The result of this careful calculus of book ordering is that my arrival in LA was greeted by a wonderful stack of graphic novels, romances, and YA books.  Faced with such an embarrassment of riches, I did what I always do: I started to read all the books at once.  Greedy.

So right now I am midway through (and desperately enjoying) a number of books.  Among them, these:



  • Suzanne Collins's Catching Fire, the sequel to The Hunger Games, which dealt so brilliantly with the intersection between colonialism, young love, and the anxious performance of selfhood that is the hallmark of our age of reality television.  The love triangle here is so skillfully balanced that I am actually dismayed by the idea of reading on and seeing it resolved.  That is holding me back a bit in my enjoyment of the book, although I hasten to add that it is a testament to the deftness of Collins's characterization.  There are a few stumbles in the prose, moments which seem too explicitly in their symbolism or wooden in their exposition, which I am dismayed to see since I am so enamored of the larger skill of this series.  For instance, this one from page 23, when the sinister president of their oppressive colonial system says to our heroine: "Your stylist turned out to be prophetic in his wardrobe choice.  Katniss Everdeen, the girl who was on fire, you have provided a spark that, left unattended, may grow to an inferno that destroys Panem."  Too. Too.
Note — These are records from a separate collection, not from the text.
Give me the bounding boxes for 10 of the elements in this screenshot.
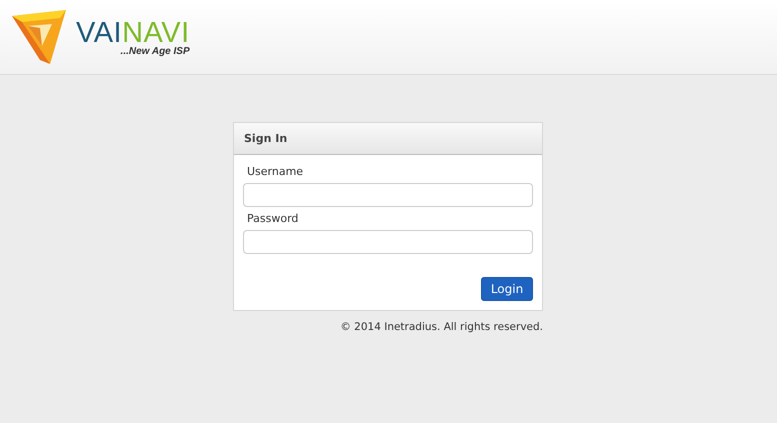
logo-tagline: ...New Age ISP bbox=[120, 46, 190, 56]
copyright-text: © 2014 Inetradius. All rights reserved. bbox=[340, 321, 543, 333]
input-field[interactable] bbox=[243, 230, 533, 254]
field-label: Username bbox=[247, 165, 304, 178]
input-field[interactable] bbox=[243, 183, 533, 207]
logo-icon bbox=[10, 8, 68, 66]
panel-title: Sign In bbox=[244, 132, 288, 145]
logo-wordmark: VAINAVI bbox=[76, 18, 190, 48]
login-button[interactable]: Login bbox=[481, 277, 533, 301]
field-label: Password bbox=[247, 212, 300, 225]
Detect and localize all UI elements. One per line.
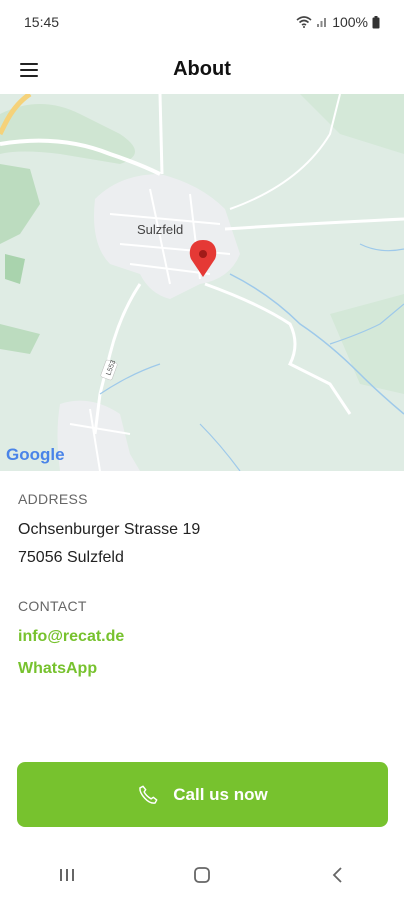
town-label: Sulzfeld (137, 222, 183, 237)
status-bar: 15:45 100% (0, 0, 404, 44)
system-nav-bar (0, 850, 404, 900)
recent-apps-icon[interactable] (58, 867, 76, 883)
signal-icon (317, 18, 327, 27)
battery-icon (372, 15, 380, 28)
address-label: ADDRESS (18, 491, 88, 507)
email-link[interactable]: info@recat.de (18, 628, 124, 646)
status-icons: 100% (296, 14, 380, 30)
back-button[interactable] (307, 855, 367, 895)
phone-icon (139, 785, 158, 804)
status-time: 15:45 (24, 14, 60, 30)
recent-apps-button[interactable] (37, 855, 97, 895)
app-bar: About (0, 44, 404, 94)
address-line-2: 75056 Sulzfeld (18, 549, 124, 566)
back-icon[interactable] (331, 866, 343, 884)
hamburger-menu-icon[interactable] (16, 56, 44, 84)
wifi-icon (296, 16, 312, 28)
whatsapp-link[interactable]: WhatsApp (18, 660, 97, 678)
page-title: About (173, 57, 231, 80)
map-graphic[interactable]: L553 Sulzfeld Google (0, 94, 404, 471)
home-button[interactable] (172, 855, 232, 895)
contact-label: CONTACT (18, 598, 87, 614)
google-attribution: Google (6, 445, 65, 464)
address-line-1: Ochsenburger Strasse 19 (18, 521, 201, 538)
battery-percent: 100% (332, 14, 368, 30)
call-button-label: Call us now (173, 784, 268, 804)
map-view[interactable]: L553 Sulzfeld Google (0, 94, 404, 471)
menu-button[interactable] (16, 56, 44, 84)
call-us-button[interactable]: Call us now (17, 762, 388, 827)
home-icon[interactable] (193, 866, 211, 884)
Much.  Still, this is one of the most anticipated books of the winter for me, so I am putting a lot of pressure on it, and it hasn't disappointed.


  • The latest volume in the Dungeon series, a brilliant and dazzlingly ambitious project conceived by French graphic novelists Joann Sfar and Lewis Trondheim.  Dungeon is a loving parody of a swashbuckling genre of adventure and fantasy, and it is a vast world of wryly drawn characters, most of whom begin their lives as romantic, heroic idealists and end them somewhere on the spectrum of sinisterness between heartlessly cruel capitalists and soullessly villainous tyrants.  We know how so many of the characters develop, even though the project is still in its relative infancy after a few dozen volumes, because the main series is being composed simultaneously in three sections: The Early Years (which deal with the capers of a lad who fancies himself a Robin Hood, and goes by the name "The Nightshirt"), Zenith (in which "The Nightshirt" has grown up to become the keeper of a highly popular Dungeon, to which heroes flock and pay to be killed by various monsters, and a young Duck named Herbert who works in the Dungeon acquires a Sword of Destiny that refuses to be used until he has proven himself worthy), and Twilight (in which Herbert displays a mature evil on the scale of Voldemort and Sauron, and Armageddon has come to the world).  [It is a sign of the intricacy of this series that in the French volumes, the titles of all works in each section rhyme with all the other volumes in that section.]  So Sfar, Trondheim, and their collaborators are composing a series based on an incredibly complex world of characters and places, and they are composing it from three different points in the world's chronology simultaneously.  Every plot point they develop in one section has to take into account the implications for the plots that have already been written in both the past and future.  It is delightfully smart, and awe-inspiringly vast as a project.  This latest volume is the second in The Early Years, and is ominously titled Innocence Lost.  D (whose potential irritation over the huge pile of books accumulating  on his doorstep I appeased by tossing him this volume to read, as one feeds a guard-dog a steak before burgling his home) tells me it is largely about sexually transmitted diseases.  How intriguing.  But he also tells me it is his least favorite volume in the series so far.  Oh dear.  I will let you know when I have finished it.
And now, back to my book pile.

    One Response so far.

    1. JW says:

      The guard dog simile is priceless.